Context
This post is an action item that emerged from a recent meeting organized by @maxrjones and attended by @jbednar, @clyne, @ktyle, and myself. The topic was how to integrate and harmonize the different “notebook examples” websites that exist in the Pangeo ecosystem. Specifically:
- https://earthml.holoviz.org/tutorial/index.html
- http://gallery.pangeo.io/
- https://cookbooks.projectpythia.org/
These projects all share similar goals:
- Provide a pretty public website with examples of real-world geoscience using python tools
- Support an open contribution process, whereby the content can be expanded and updated via GitHub PRs
- Use CI to automatically execute the notebooks to ensure correctness
- Support different environments for different groups of notebooks
We all basically agreed that Pythia Cookbooks is the best foundation for the future, and maintainers of the other two agreed to migrate our content to Pythia Cookbooks. (This is already underway for some of Pangeo Gallery.) Most importantly Pythia seems to have the most sustainable organization for long-term maintenance of the gallery infrastructure, given its affiliation with NCAR.
How does Pythia Cookbooks work?
(Someone from Pythia please feel free to offer corrections; this is just my rough summary.)
Each cookbook is a repo within the ProjectPythiaCookbooks
organization
Each repo follows the same template
The template is based on JupyterBook. Each repo contains notebooks, environment configuration, and CI scripts to automate building and deployment of the book. Each book is published via GitHub pages to its own path within the cookbooks.projectpythia.org
domain, for example: https://cookbooks.projectpythia.org/cesm-lens-aws-cookbook/
It’s a very neat system for managing and automating publication of a large, crowsourced collection of many Jupyter Books!
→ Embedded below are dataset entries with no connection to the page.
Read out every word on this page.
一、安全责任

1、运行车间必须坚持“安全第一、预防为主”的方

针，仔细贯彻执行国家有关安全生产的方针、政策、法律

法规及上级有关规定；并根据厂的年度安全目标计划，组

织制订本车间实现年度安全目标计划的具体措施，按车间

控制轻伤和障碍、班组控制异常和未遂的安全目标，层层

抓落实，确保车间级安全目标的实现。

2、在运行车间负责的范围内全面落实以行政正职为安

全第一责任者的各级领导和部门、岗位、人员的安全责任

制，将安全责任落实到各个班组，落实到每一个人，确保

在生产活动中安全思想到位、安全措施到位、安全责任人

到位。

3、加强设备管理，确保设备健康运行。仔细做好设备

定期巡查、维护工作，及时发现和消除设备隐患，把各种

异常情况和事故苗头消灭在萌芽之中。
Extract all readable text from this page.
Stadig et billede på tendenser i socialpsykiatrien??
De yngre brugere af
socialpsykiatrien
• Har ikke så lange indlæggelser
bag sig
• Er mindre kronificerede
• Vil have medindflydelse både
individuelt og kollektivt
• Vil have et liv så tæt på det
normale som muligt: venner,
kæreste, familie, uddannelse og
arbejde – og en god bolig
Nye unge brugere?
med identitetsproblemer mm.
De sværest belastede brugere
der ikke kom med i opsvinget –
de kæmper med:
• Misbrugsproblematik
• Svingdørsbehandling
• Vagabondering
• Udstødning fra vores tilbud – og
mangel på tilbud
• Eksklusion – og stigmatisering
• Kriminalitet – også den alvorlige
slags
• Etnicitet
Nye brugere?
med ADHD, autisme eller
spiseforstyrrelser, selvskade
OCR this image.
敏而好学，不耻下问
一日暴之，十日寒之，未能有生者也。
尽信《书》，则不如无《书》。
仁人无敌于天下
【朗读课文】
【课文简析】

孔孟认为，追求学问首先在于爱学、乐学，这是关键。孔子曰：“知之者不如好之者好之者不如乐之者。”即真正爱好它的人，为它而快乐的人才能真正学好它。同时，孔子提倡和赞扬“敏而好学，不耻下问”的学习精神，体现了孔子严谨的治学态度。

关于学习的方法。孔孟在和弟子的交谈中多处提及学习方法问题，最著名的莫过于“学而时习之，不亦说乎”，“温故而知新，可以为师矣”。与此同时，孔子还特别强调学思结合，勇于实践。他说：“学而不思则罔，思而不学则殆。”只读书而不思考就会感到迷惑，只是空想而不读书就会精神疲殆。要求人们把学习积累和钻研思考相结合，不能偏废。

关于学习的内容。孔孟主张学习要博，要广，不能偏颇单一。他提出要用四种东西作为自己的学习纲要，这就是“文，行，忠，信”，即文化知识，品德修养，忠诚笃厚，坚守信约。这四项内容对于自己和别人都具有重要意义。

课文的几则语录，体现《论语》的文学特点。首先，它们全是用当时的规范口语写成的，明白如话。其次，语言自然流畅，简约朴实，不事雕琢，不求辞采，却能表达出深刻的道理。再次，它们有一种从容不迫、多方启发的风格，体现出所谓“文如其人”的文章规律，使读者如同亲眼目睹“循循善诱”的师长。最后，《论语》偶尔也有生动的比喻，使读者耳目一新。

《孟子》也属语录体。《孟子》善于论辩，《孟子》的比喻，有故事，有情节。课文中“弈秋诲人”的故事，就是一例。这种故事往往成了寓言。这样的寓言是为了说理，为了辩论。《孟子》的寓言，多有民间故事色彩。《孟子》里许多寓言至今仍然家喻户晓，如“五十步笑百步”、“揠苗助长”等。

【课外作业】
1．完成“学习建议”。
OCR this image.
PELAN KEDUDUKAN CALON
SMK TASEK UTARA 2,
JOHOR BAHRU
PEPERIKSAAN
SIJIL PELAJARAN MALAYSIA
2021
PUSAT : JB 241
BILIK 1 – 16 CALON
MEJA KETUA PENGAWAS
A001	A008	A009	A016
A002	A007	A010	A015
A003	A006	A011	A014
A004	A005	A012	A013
What’s Missing: A Build System for Compute- and Data-Intensive Books
We all agree that it’s important for such a system to execute the notebooks from scratch automatically (rather than allow users to check in executed notebooks) for the following reasons:
- It ensures the code actually works
- It ensures the outputs are consistent with the inputs
- It guarantees reproducibility of the results and facilities a good experience on Binder
Pythia Cookbooks uses Github workflows to build the notebooks. (They even created a custom Github Action: GitHub - ProjectPythiaCookbooks/cookbook-actions: Reusable workflows used by Project Pythia Cookbooks). The problem is that the GitHub workflow runner has limited compute resources and can’t support “expensive notebooks.”
To work around this limitation in Pangeo Gallery, we developed Binderbot, which allowed us to leverage Binder within a CI job to outsource the job of running the notebook to a Binder Hub. In the case of Pangeo Binder, this allowed us to have more resources, access data on the cloud directly (without paying egress fees), and even start up Dask Gateway clusters, all within our notebooks. This was a cool feature, but the way we wired it all together was a bit hacky. Also, Pangeo Gallery did not take advantage of Jupyter Book, which barely existed when we started.
Proposal: Develop the capability to build Pythia Cookbook books in any JupyterHub or BinderHub
This is a relatively general problem for the Jupyter / Jupyter Book community, and so an ideal solution would also be quite general. I will refrain from offering specific implementation ideas at this point. Suffice it to say, we could leverage the JupyterHub API to connect the Cookbook build system to any running Hub and execute the book build in that environment, rather than in the CI environment. That would allow the notebook to use any resources that are available in a particular Hub, including special data, GPUs, etc.
I propose we engage the team at 2i2c to discuss how we can leverage existing grants to help pursue this capability in a way that is informed by the latest best practices in Jupyter Book and Jupyter Hub, with the goal of delivering a solution that is useful not only to Pythia / Pangeo but to the broad Jupyter community.
I welcome feedback on the feasibility of this idea, as well as technical discussion of how it might be implemented.
Shamelessly tagging some folks who work on this stuff: @brian-rose, @sgibson91, @choldgraf, @yuvipanda.